C’est quoi au juste un CBDC ?
Commençons par définir le terme en lui-même. Comme son nom l’indique il s’agit d’une monnaie numérique directement émise par une banque centrale, une sorte de monnaie scripturale numérique différente de la monnaie fiduciaire, qui elle est déjà numérique depuis bien longtemps et émise par les banques commerciales lorsque des agents économiques empruntent pour financer leurs activités. On distingue deux types de CBDC, les CBDC dites « de gros » (wholesale) destinées aux institutions financières dont l’objectif ne serait qu’un remplacement technique des chambres de compensation actuelles en plus efficient (en théorie), et les CBDC de détail (retail) destinées à nous, la plèbe. C’est généralement autour ce dernier type de CBDC que se cristallisent la plupart des fantasmes car c’est leur introduction qui impliquerait le plus de changements pour nos sociétés.

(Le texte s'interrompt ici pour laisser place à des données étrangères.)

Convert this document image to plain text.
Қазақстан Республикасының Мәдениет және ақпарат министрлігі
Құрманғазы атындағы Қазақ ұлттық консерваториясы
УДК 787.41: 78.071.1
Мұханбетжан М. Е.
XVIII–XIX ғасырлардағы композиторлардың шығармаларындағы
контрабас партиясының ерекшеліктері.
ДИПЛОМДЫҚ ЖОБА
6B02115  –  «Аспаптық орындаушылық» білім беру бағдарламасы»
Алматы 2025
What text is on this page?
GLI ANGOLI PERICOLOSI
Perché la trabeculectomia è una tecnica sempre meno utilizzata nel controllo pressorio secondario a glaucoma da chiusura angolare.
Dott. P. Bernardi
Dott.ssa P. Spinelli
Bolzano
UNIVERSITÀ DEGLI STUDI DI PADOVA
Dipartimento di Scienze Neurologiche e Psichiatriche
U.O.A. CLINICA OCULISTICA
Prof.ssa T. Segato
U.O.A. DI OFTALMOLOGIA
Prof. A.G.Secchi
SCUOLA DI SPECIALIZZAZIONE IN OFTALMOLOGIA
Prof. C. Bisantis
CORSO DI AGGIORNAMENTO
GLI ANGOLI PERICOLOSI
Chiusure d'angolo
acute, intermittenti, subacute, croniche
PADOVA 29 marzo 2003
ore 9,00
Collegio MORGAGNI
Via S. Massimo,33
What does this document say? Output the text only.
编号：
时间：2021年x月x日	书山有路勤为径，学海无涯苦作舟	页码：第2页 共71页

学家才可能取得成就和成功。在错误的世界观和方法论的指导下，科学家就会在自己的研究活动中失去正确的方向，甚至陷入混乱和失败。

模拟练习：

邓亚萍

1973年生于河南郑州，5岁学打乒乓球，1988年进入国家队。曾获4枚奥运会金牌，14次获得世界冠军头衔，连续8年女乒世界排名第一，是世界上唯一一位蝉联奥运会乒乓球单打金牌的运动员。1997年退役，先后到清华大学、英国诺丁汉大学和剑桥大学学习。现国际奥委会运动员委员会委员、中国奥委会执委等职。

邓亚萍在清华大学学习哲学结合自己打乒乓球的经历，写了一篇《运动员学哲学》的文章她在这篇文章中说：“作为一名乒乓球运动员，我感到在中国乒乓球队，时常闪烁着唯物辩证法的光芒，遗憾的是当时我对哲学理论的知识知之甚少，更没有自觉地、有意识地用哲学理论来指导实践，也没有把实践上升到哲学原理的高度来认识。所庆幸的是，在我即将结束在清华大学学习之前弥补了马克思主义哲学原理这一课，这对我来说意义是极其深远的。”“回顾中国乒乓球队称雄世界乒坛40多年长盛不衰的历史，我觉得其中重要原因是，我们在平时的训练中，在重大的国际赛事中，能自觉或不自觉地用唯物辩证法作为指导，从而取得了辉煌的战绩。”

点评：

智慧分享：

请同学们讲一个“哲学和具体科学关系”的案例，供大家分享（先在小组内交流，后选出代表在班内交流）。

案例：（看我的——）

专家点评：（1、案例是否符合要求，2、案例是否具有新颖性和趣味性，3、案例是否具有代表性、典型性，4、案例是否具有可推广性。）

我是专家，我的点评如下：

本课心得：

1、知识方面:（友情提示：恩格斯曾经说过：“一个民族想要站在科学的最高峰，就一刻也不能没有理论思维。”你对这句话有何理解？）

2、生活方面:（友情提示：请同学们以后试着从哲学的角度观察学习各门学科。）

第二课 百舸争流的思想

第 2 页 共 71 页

A quoi et à qui servent les CBDC ?
Officiellement, et pour les citoyens ayant contracté (moi, je ne contracte pas), les CBDC ne nous veulent que du bien. Ils permettent de fournir un outil accessible aux personnes non bancarisées, d’offrir une alternative numérique au cash qui est de moins utilisé depuis le COVID (how convenient), ils facilitent les paiements transfrontaliers, offrent plus de protection de la vie privée, permettent d’implémenter plus facilement des politiques sociales etc. Si on suit toutes ces caractéristiques on peut imaginer qu’un citoyen disposant d’un système gratuit à l’usage, lui permettant de dépenser, d’épargner voire d’investir et tout cela en se passant totalement des banques soit un peu trop beau pour être vrai.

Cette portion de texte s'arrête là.